On one of our last days, we changed out of our work clothes and visited a village near the well we were building. The houses were one- or two-room metal shacks, and attached to many were wire fences, enclosing small pens for animals. Trees with deep green leaves and ripe fruit lined the dirt paths, connecting the houses to the main road. Tomás appeared outside his house in a blue button-up shirt, and we immediately regressed to giggling teenagers.
The luxuries of the developed world come at a price. Better transportation, better medicine, more privacy, more solitude, more loneliness.
As I saw more of life in this impoverished, developing, hard-working town, for the first time (but not the last since), I compared what I saw to where I was from. By definition, a “developing” area aims to eventually be developed. I tried to imagine whether their lives would be happier or more fulfilling if their town were more like mine. It was easy to look around at the structures that could be destroyed by an unfortunate weather event and feel lucky for my home. But adversity often breeds community, and where I’m from, community itself can be a scarce resource. The luxuries of the developed world come at a price. Better transportation, better medicine, more privacy, more solitude, more loneliness.
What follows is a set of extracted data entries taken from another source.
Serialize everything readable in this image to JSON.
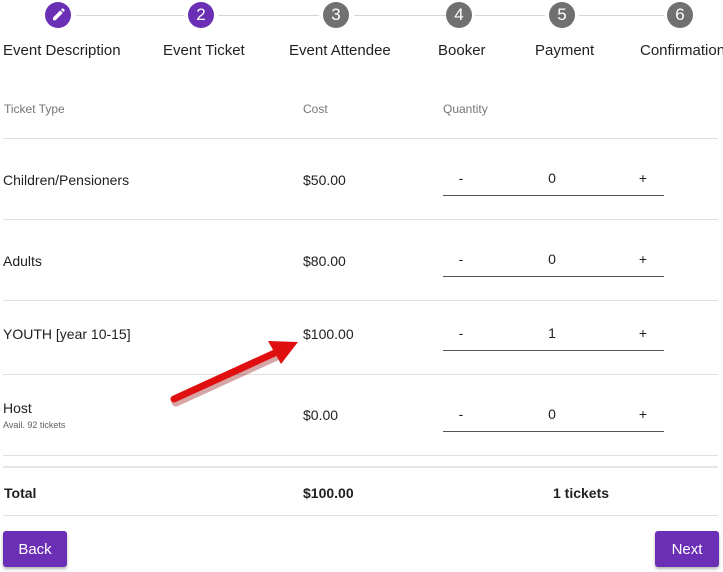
{
  "stepper": {
    "steps": [
      {
        "label": "Event Description",
        "number": "",
        "icon": "pencil-icon",
        "state": "done"
      },
      {
        "label": "Event Ticket",
        "number": "2",
        "state": "active"
      },
      {
        "label": "Event Attendee",
        "number": "3",
        "state": "inactive"
      },
      {
        "label": "Booker",
        "number": "4",
        "state": "inactive"
      },
      {
        "label": "Payment",
        "number": "5",
        "state": "inactive"
      },
      {
        "label": "Confirmation",
        "number": "6",
        "state": "inactive"
      }
    ]
  },
  "table": {
    "headers": {
      "type": "Ticket Type",
      "cost": "Cost",
      "quantity": "Quantity"
    },
    "rows": [
      {
        "type": "Children/Pensioners",
        "note": "",
        "cost": "$50.00",
        "quantity": "0",
        "minus": "-",
        "plus": "+"
      },
      {
        "type": "Adults",
        "note": "",
        "cost": "$80.00",
        "quantity": "0",
        "minus": "-",
        "plus": "+"
      },
      {
        "type": "YOUTH [year 10-15]",
        "note": "",
        "cost": "$100.00",
        "quantity": "1",
        "minus": "-",
        "plus": "+"
      },
      {
        "type": "Host",
        "note": "Avail. 92 tickets",
        "cost": "$0.00",
        "quantity": "0",
        "minus": "-",
        "plus": "+"
      }
    ],
    "total": {
      "label": "Total",
      "cost": "$100.00",
      "tickets": "1 tickets"
    }
  },
  "actions": {
    "back": "Back",
    "next": "Next"
  },
  "colors": {
    "accent": "#6a2fb5",
    "inactive": "#707070",
    "annotation_arrow": "#e01010"
  }
}
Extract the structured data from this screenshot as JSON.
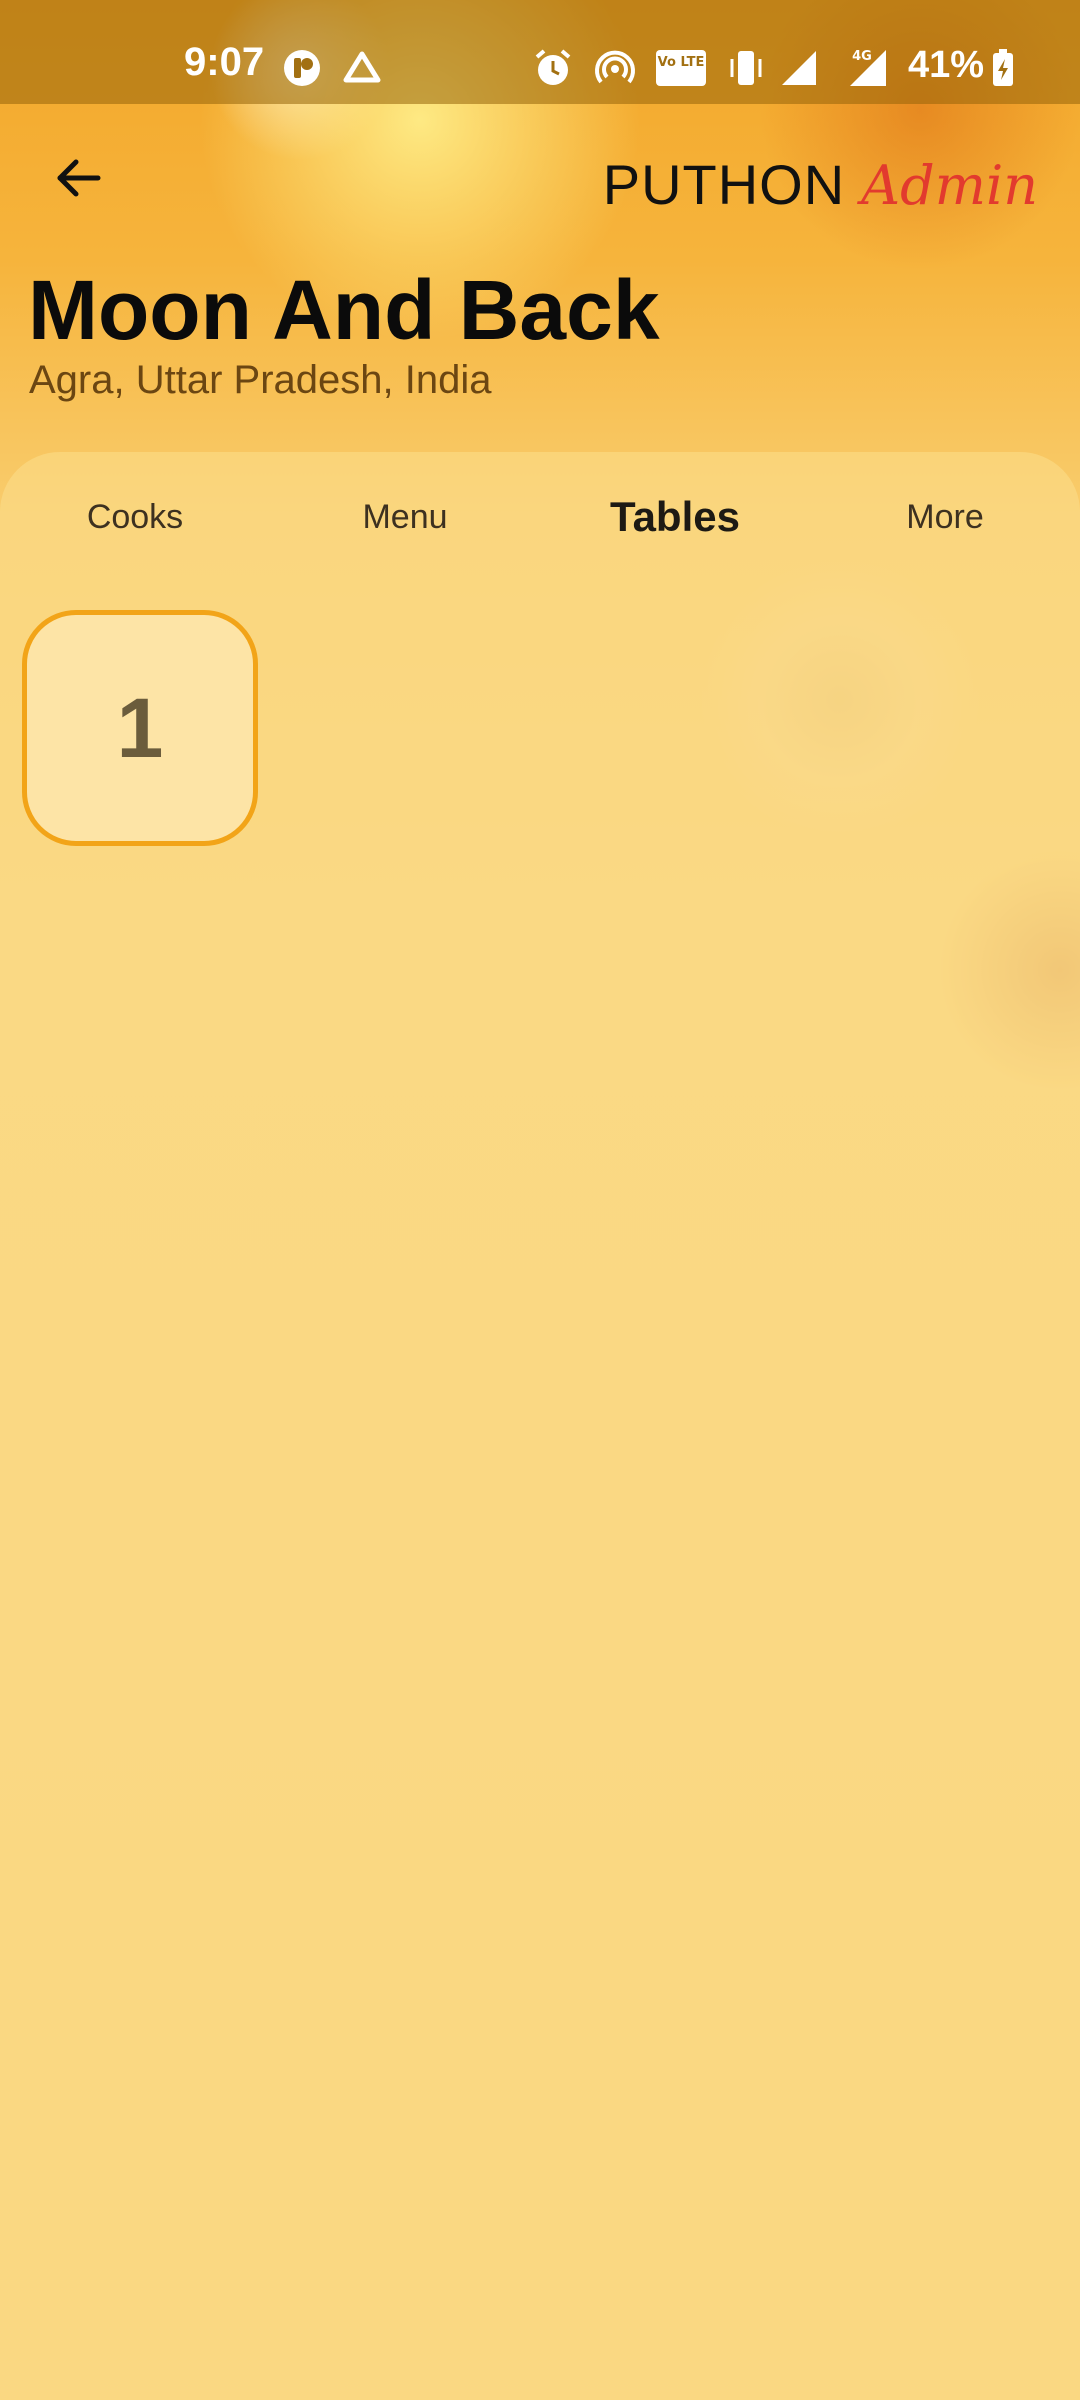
{
  "status_bar": {
    "time": "9:07",
    "battery": "41%",
    "icons": [
      "app-notification-icon",
      "drive-icon",
      "alarm-icon",
      "hotspot-icon",
      "volte-icon",
      "vibrate-icon",
      "signal-icon",
      "signal-4g-icon",
      "battery-charging-icon"
    ],
    "volte_label": "Vo LTE",
    "network_label": "4G"
  },
  "header": {
    "back_icon": "arrow-left-icon",
    "brand_main": "PUTHON",
    "brand_accent": "Admin",
    "brand_accent_color": "#e23a2e"
  },
  "restaurant": {
    "name": "Moon And Back",
    "location": "Agra, Uttar Pradesh, India"
  },
  "tabs": [
    {
      "label": "Cooks",
      "active": false
    },
    {
      "label": "Menu",
      "active": false
    },
    {
      "label": "Tables",
      "active": true
    },
    {
      "label": "More",
      "active": false
    }
  ],
  "tables": [
    {
      "number": "1"
    }
  ],
  "colors": {
    "accent": "#f2a418",
    "card_fill": "#fde4a6",
    "background": "#f9d27a"
  }
}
I didn’t know how to leave. I’d never bade a place farewell knowing I might never come back. We took pictures and exchanged some information, but my Spanish wasn’t good enough to sustain long distance relationships. I felt heavy driving away from Diriamba.
That trip was over six years ago. The image of the people we met has stayed with me, people who know how to work for a better life. I still wonder what it means for life to be better.